OOP can make lots of sense when it's presented as a time saving measure. However, especially in Java classes, it tends to start will a wall of code thirty lines long to print "Hello World", with the direction to ignore everything else. It would probably be better to start simple, with a 1 line program (e.g. puts 'Hello World'), and work up from there. That's not to say Ruby is the right language, it's probably a good starter language, but a strictly typed lower level language would probably be better once they get the hang of things. The beauty of ruby is that you can create useful code quickly, but you still need to be able to understand what's going on under the hood.

The two classes I learned the most from were a digital hardware class, and a assembly course.

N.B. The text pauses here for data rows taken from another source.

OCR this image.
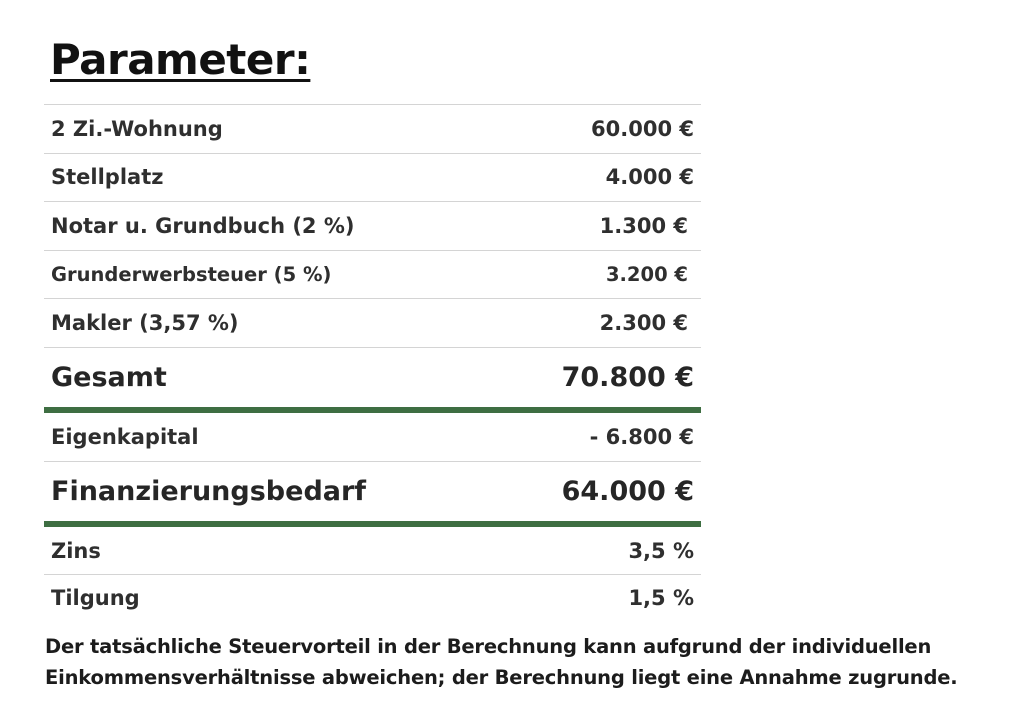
Parameter:
2 Zi.-Wohnung	60.000 €
Stellplatz	4.000 €
Notar u. Grundbuch (2 %)	1.300 €
Grunderwerbsteuer (5 %)	3.200 €
Makler (3,57 %)	2.300 €
Gesamt	70.800 €
Eigenkapital	- 6.800 €
Finanzierungsbedarf	64.000 €
Zins	3,5 %
Tilgung	1,5 %

Der tatsächliche Steuervorteil in der Berechnung kann aufgrund der individuellen Einkommensverhältnisse abweichen; der Berechnung liegt eine Annahme zugrunde.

In the hardware course, the professor gave me a FPGA to work with after he saw I understood digital logic very well, and on that FPGA I implemented a basic instruction set, including jump, which could be entered using toggle switches, executed using a push button, with results output to a lcd. In the assembly course, the professor spent a great deal of effort manually compiling c to assembly, and explaining why. He was on the ANSI-C committee, and worked full time writing assembly for spacecraft at NASA, so offered a very unique prospective, and quite a bit of insight.